雑用の定義ですが、過剰に細かい書類を作らなくてはいけない、というのは、それ自体はちゃんとした仕事だとしても、広義では雑用だと思います。研究費によっては総ての消耗品について細かく使用用途を記載しなければいけない、というウワサを聞いたことがありますが、それはあきらかに行き過ぎかと。ある程度の規律は必ず必要ですが、深刻に研究時間を奪うほどの規律が必要なのか?ということは議論しても良いと思います。一つ一つはたいしたことがない、でも積み重なって繁雑な事務手続きとなっているものは多いのではないでしょうか。
あ、あと、遺伝研や理研などの研究所はやはり恵まれているというのはそうだと思います。特に僕が実感しているのは、安全管理関連を専門に請け負う事務部門がある、ということです。大切な仕事だけれども、研究者が必ずしも得意ではない、もしくはむしろ関わらない方が良い仕事をやらなければいけないとすれば、それも広義の意味で「雑用」と呼んでも良いのではないでしょうか。分業体制をしっかりと作り、プロに任せるべき仕事は、プロに任せた方が良い、ということです。
嫌々やる仕事が雑用、というのは、それはそうですね。ともあれ、もっと効率化出来ることがあるのではないか、という意図をくんでいただければと思います。

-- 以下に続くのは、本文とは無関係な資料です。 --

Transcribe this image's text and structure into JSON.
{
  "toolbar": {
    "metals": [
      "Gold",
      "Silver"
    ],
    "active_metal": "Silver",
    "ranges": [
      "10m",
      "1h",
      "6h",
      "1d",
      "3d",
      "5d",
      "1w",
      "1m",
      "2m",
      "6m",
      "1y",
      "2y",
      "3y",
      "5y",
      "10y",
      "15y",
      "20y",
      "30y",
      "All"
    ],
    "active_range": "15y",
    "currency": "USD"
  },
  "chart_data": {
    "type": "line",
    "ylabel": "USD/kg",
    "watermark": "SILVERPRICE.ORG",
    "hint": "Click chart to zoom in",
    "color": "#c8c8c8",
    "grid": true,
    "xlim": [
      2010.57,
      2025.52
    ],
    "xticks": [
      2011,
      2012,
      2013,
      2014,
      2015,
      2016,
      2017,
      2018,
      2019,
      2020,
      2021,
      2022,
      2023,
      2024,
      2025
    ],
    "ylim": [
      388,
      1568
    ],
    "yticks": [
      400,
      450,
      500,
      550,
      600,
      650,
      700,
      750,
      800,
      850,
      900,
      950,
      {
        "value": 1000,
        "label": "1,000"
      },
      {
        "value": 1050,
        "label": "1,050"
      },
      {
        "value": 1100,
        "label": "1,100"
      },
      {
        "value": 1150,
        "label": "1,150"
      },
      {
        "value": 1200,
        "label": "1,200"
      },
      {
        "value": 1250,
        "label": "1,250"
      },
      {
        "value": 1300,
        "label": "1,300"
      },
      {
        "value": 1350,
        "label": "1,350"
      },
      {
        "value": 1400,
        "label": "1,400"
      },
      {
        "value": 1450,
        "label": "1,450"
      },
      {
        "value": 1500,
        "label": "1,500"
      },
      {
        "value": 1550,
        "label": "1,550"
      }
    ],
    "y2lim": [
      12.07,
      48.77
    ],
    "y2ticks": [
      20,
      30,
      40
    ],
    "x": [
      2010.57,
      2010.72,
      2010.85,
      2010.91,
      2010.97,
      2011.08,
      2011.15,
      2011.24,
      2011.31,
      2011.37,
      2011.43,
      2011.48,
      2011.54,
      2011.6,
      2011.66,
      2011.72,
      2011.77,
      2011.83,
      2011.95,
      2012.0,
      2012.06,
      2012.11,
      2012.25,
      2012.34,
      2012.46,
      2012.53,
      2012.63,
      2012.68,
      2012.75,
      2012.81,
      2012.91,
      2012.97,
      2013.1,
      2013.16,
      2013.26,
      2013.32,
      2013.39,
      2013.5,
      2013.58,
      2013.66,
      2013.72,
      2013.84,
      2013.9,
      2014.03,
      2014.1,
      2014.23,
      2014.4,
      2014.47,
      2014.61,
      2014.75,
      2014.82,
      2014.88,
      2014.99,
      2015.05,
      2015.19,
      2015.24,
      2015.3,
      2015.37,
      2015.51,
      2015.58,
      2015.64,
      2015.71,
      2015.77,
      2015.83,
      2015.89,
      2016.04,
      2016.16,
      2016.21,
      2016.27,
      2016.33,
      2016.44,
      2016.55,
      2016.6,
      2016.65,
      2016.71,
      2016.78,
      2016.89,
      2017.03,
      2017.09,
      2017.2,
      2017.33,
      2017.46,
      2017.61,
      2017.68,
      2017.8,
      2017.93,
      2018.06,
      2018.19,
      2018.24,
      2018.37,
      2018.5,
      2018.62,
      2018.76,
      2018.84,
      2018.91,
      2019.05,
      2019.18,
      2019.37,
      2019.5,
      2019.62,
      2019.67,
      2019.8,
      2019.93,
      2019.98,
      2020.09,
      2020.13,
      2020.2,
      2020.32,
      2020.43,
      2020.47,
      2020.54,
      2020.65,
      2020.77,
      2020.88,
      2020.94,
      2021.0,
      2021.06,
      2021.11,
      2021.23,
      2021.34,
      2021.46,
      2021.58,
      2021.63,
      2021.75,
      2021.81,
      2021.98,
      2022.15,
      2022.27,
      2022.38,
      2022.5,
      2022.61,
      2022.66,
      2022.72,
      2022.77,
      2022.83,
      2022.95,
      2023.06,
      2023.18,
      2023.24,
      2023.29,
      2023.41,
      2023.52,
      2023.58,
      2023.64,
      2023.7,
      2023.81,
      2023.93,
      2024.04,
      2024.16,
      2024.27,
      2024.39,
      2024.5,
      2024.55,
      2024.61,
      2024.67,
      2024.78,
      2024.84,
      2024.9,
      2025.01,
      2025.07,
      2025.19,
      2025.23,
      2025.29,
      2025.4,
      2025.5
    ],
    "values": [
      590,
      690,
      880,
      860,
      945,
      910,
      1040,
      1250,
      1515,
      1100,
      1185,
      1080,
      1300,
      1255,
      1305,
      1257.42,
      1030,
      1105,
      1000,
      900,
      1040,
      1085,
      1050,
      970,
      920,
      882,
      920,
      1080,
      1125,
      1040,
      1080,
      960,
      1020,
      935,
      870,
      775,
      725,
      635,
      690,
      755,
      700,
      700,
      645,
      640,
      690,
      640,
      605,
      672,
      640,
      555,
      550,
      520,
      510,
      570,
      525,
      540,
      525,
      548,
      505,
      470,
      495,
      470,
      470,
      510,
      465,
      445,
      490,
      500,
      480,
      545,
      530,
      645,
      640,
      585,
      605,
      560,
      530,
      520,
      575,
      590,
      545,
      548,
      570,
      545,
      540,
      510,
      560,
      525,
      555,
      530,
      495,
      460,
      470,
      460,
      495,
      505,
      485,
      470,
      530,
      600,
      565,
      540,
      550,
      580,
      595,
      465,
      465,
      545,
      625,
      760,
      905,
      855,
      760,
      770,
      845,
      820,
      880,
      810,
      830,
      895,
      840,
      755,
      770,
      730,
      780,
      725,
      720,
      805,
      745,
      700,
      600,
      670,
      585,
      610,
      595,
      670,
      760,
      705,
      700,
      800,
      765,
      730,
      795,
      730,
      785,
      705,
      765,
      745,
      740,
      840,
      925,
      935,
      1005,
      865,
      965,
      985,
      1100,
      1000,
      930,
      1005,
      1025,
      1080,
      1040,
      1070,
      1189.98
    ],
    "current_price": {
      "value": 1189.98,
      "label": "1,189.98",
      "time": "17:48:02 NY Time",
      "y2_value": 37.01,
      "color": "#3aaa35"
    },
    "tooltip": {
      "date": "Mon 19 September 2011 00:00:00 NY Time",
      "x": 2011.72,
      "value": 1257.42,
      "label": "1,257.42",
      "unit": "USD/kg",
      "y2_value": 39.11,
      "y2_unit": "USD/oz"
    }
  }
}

「雑用って何?」実は何が雑用かよくわかりません。「授業や広報活動や予算申請などが雑用かどうかは別途議論が必要かもしれません」これらは明らかに研究に関係があると思います。研究所や大学で行なわれる活動は基本的に全て研究につながるのではないでしょうか?
例えば、遺伝研は辺鄙なところにあるので、私は食堂の存続に尽力しましたが、これを雑用だとは思いませんでした。雑用の定義はあえていえば「他人から言われていやいややる仕事」ではないでしょうか?このように感じるのは私たちの研究所(理研もそうではないかと思いますが)が恵まれているということでしょうか?